What exactly this criterion covers
This criterion is discreet… until it blocks SEO performance.
**SEC2 — TLS 1.2 minimum** (Chapter 13 - Security): Up-to-date security protocol, disable TLS 1.0/1.1
This criterion is discreet… until it blocks SEO performance.
The **SEC2 — TLS 1.2 minimum** criterion is part of our SEO checklist (335 criteria). Here, you have a **practical** method to check and fix it — with a concrete example.
This criterion is discreet… until it blocks SEO performance.
**SEC2 — TLS 1.2 minimum** (Chapter 13 - Security): Up-to-date security protocol, disable TLS 1.0/1.1
Why it matters: it is a UX point that eventually translates into SEO. When poorly applied, we often observe: ambiguity (wrong associated query), duplication between pages, or performance loss on rankings.
On high-volume generated sites, this criterion also acts as a **safeguard**: a stable rule prevents 1,000 errors at once.
Approach: browser-side control (render + code). Recommended tool: **SSL Labs**.
Tip: first isolate 10 “representative” URLs (top pages + generated pages) before scaling the fix.
Strategy: fix + add a safeguard for mass import.
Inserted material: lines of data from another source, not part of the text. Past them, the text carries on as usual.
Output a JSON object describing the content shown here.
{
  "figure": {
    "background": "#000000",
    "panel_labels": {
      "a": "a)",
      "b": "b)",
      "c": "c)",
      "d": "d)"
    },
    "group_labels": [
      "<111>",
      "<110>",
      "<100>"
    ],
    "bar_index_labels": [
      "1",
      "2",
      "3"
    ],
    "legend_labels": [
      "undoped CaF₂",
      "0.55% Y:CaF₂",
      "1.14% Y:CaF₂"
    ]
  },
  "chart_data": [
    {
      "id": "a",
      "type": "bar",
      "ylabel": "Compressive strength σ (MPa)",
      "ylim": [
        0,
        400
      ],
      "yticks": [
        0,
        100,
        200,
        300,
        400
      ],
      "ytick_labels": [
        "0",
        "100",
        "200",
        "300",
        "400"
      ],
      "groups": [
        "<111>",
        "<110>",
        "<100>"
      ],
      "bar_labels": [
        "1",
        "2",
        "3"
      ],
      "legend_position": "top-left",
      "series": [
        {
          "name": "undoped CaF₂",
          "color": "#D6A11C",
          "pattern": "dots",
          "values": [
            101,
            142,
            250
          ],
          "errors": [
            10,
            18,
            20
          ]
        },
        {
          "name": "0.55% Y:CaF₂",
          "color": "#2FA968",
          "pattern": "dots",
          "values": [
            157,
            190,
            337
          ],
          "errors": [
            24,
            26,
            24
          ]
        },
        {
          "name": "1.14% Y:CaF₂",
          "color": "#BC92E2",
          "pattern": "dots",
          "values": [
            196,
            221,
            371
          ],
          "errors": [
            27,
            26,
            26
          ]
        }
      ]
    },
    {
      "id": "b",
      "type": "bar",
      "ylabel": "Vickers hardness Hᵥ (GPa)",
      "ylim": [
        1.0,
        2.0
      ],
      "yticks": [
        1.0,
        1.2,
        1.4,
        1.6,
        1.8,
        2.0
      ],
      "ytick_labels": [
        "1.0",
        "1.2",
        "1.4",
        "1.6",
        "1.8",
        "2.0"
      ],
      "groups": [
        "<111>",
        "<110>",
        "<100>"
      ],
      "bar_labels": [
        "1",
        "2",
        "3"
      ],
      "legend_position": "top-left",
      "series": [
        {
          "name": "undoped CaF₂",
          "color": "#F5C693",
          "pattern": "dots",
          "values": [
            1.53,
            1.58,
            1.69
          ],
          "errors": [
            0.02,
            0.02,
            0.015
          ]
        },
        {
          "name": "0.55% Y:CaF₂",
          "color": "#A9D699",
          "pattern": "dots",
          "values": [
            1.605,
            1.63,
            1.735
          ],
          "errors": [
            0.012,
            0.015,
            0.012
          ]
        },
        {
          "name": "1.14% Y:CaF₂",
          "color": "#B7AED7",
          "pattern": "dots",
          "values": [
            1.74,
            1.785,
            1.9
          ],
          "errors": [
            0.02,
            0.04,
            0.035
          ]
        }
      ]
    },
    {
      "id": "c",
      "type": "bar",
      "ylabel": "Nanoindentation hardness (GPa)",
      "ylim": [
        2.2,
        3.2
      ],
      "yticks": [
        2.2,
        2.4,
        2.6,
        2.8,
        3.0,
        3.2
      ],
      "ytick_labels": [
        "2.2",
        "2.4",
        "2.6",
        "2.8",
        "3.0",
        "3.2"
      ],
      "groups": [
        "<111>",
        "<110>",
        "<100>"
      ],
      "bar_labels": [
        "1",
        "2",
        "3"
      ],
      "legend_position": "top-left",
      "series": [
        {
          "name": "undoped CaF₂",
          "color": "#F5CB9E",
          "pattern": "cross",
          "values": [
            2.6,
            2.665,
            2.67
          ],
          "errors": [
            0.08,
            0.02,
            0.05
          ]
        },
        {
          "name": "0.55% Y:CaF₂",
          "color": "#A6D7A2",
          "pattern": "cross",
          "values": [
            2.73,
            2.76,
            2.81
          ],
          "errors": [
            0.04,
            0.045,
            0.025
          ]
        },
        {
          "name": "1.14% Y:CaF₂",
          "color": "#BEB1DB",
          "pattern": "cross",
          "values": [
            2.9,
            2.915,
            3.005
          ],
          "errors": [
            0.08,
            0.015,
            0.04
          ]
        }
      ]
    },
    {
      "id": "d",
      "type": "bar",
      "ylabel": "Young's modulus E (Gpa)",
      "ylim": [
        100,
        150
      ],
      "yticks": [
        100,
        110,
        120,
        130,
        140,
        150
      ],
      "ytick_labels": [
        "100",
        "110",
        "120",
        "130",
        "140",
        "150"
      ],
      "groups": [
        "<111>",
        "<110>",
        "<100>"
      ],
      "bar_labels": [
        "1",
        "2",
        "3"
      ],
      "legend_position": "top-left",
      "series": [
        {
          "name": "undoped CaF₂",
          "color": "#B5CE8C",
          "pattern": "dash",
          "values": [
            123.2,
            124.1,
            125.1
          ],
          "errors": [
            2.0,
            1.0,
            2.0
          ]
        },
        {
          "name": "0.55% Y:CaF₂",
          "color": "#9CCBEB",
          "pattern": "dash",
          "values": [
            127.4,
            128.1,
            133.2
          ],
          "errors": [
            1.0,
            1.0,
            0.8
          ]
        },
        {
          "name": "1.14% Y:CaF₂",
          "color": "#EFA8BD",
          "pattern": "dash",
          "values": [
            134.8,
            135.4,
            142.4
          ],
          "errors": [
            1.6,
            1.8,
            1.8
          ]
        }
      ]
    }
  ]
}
Then: re-crawl 50–200 URLs, then monitor Search Console for 7–14 days (impressions/CTR/indexing).
Example (illustrative):
Applying an overly generic automatic pattern (same logic on all pages) without adding a differentiating element.
For this type of criterion, a crawl (e.g., Screaming Frog) plus targeted verification in SSL Labs is generally the fastest combo.
Freeze an auto-generation rule (title/structure/schema/URLs) plus add automatic control (crawl or test) before production import.
Validate this criterion with an audit, then deepen the method in the Academy.